La TikTokeuse Denise Dusauchoy (Denise Mukendi) a été placée sous mandat d’arrêt provisoire après avoir été présentée, mercredi 2 septembre, au ministère public, selon des sources judiciaires.
Elle fait l’objet de poursuites pour plusieurs faits susceptibles de constituer des infractions au regard de la législation congolaise.
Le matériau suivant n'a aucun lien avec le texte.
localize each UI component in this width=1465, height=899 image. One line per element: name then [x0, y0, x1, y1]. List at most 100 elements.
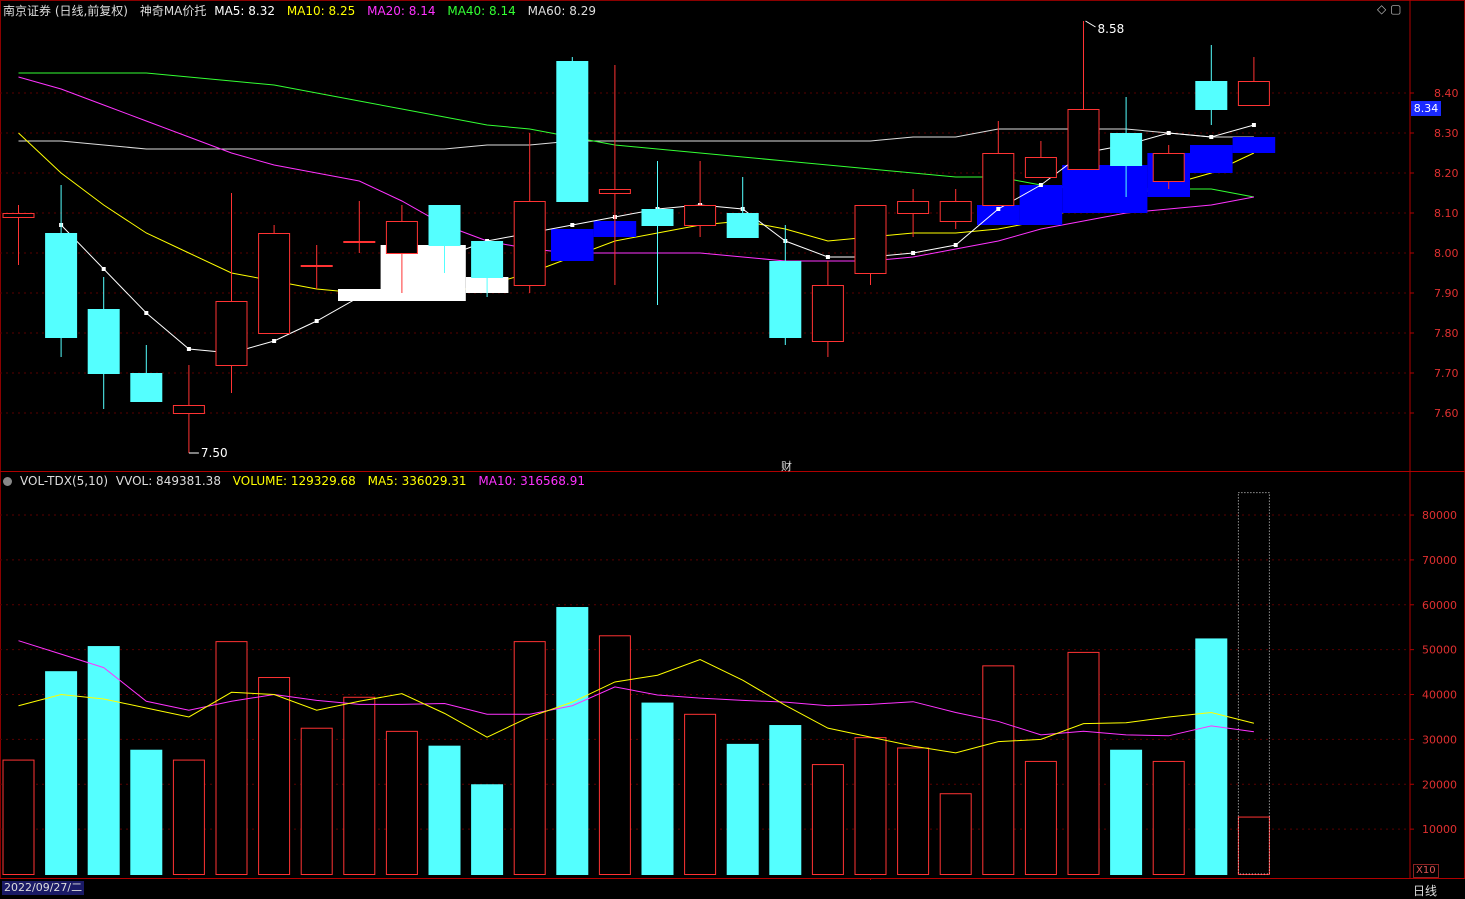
volume-unit: X10: [1413, 864, 1439, 878]
volume-bar-up: [684, 713, 717, 875]
ma5-point: [186, 347, 191, 351]
volume-bar-up: [1024, 760, 1057, 876]
price-tick-label: 8.40: [1434, 87, 1459, 100]
volume-bar-up: [1237, 816, 1270, 876]
ma40-label: MA40: 8.14: [447, 4, 516, 18]
maximize-icon[interactable]: ▢: [1390, 2, 1402, 16]
vol-ma5-label: MA5: 336029.31: [367, 474, 467, 488]
price-tick-label: 8.00: [1434, 247, 1459, 260]
candle-up: [854, 205, 887, 274]
volume-bar-down: [45, 671, 78, 876]
cursor-date: 2022/09/27/二: [2, 881, 85, 895]
volume-bar-up: [300, 727, 333, 876]
candle-down: [45, 233, 78, 338]
ma5-point: [825, 255, 830, 259]
period-button[interactable]: 日线: [1413, 884, 1438, 898]
volume-bar-up: [1067, 651, 1100, 875]
volume-tick-label: 60000: [1422, 599, 1457, 612]
volume-bar-down: [769, 725, 802, 876]
volume-bar-up: [385, 730, 418, 875]
candle-down: [428, 205, 461, 246]
collapse-circle-icon[interactable]: [3, 477, 12, 486]
price-tick-label: 8.10: [1434, 207, 1459, 220]
candle-up: [215, 301, 248, 366]
candle-up: [684, 205, 717, 226]
price-support-band: [977, 205, 1020, 225]
stock-title[interactable]: 南京证券 (日线,前复权): [3, 4, 128, 18]
vol-ma10-line: [18, 640, 1254, 737]
candle-up: [172, 405, 205, 414]
volume-bar-up: [598, 635, 631, 876]
volume-bar-up: [897, 747, 930, 876]
candle-up: [598, 189, 631, 194]
vol-indicator-name[interactable]: VOL-TDX(5,10): [20, 474, 109, 488]
ma5-point: [953, 243, 958, 247]
price-support-band: [1019, 185, 1063, 225]
ma5-label: MA5: 8.32: [214, 4, 276, 18]
volume-tick-label: 30000: [1422, 733, 1457, 746]
candle-up: [1237, 81, 1270, 106]
candle-down: [1110, 133, 1143, 166]
ma5-point: [911, 251, 916, 255]
candle-down: [471, 241, 504, 278]
ma5-point: [1209, 135, 1214, 139]
volume-tick-label: 50000: [1422, 644, 1457, 657]
volume-bar-down: [471, 784, 504, 876]
panel-controls[interactable]: ◇ ▢: [1377, 2, 1401, 16]
indicator-name[interactable]: 神奇MA价托: [139, 4, 207, 18]
vol-ma10-label: MA10: 316568.91: [478, 474, 585, 488]
vol-ma5-line: [18, 658, 1255, 754]
volume-header: VOL-TDX(5,10) VVOL: 849381.38 VOLUME: 12…: [3, 474, 593, 488]
price-tick-label: 7.80: [1434, 327, 1459, 340]
candle-down: [130, 373, 163, 402]
volume-bar-down: [726, 743, 759, 876]
candle-up: [513, 201, 546, 286]
volume-bar-down: [130, 749, 163, 875]
volume-bar-down: [556, 607, 589, 875]
candle-up: [811, 285, 844, 342]
volume-bar-up: [811, 764, 844, 875]
price-support-band: [1232, 137, 1276, 153]
volume-tick-label: 40000: [1422, 689, 1457, 702]
price-header: 南京证券 (日线,前复权) 神奇MA价托 MA5: 8.32 MA10: 8.2…: [3, 2, 604, 19]
candle-up: [258, 233, 291, 334]
candle-up: [1067, 109, 1100, 170]
finance-marker[interactable]: 财: [781, 460, 792, 473]
volume-bar-down: [428, 745, 461, 876]
ma5-point: [1251, 123, 1256, 127]
candle-up: [300, 265, 333, 267]
volume-bar-up: [2, 759, 35, 875]
candle-up: [982, 153, 1015, 206]
candle-up: [897, 201, 930, 214]
candle-up: [1024, 157, 1057, 178]
volume-bar-down: [1195, 638, 1228, 875]
volume-label: VOLUME: 129329.68: [232, 474, 356, 488]
volume-tick-label: 10000: [1422, 823, 1457, 836]
low-marker-label: 7.50: [201, 446, 228, 460]
volume-tick-label: 80000: [1422, 509, 1457, 522]
volume-bar-up: [215, 641, 248, 875]
diamond-icon[interactable]: ◇: [1377, 2, 1387, 16]
candle-down: [1195, 81, 1228, 110]
volume-bar-up: [1152, 760, 1185, 876]
candle-up: [939, 201, 972, 222]
volume-bar-up: [939, 793, 972, 876]
price-tick-label: 8.30: [1434, 127, 1459, 140]
volume-bar-up: [172, 759, 205, 875]
price-support-band: [1062, 165, 1148, 213]
price-tick-label: 8.20: [1434, 167, 1459, 180]
ma5-point: [272, 339, 277, 343]
ma20-label: MA20: 8.14: [367, 4, 436, 18]
candle-down: [556, 61, 589, 202]
candle-down: [769, 261, 802, 338]
price-support-band: [1190, 145, 1233, 173]
ma5-point: [357, 295, 362, 299]
vvol-label: VVOL: 849381.38: [115, 474, 221, 488]
candle-down: [641, 209, 674, 226]
price-tick-label: 7.60: [1434, 407, 1459, 420]
price-tick-label: 7.90: [1434, 287, 1459, 300]
volume-tick-label: 20000: [1422, 778, 1457, 791]
time-axis-bar: [0, 880, 1465, 896]
volume-bar-down: [641, 702, 674, 876]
D’après les mêmes sources, elle est notamment soupçonnée de faire, sur les réseaux sociaux, l’apologie des activités subversives des rebelles de la coalition AFC/M23.
Cette présentation devant le ministère public intervient dans le cadre de la procédure engagée contre Denise Dusauchoy et en exécution d’un mandat d’arrêt délivré à son encontre par l’autorité judiciaire compétente, indiquent ces sources.
Toujours d’après ces sources judiciaires, les premiers éléments recueillis lors de son interrogatoire auraient fait apparaître des indices que le parquet considère comme sérieux. Les procureurs auraient également estimé nécessaire de la placer sous mandat d’arrêt provisoire, notamment en raison d’un risque de fuite.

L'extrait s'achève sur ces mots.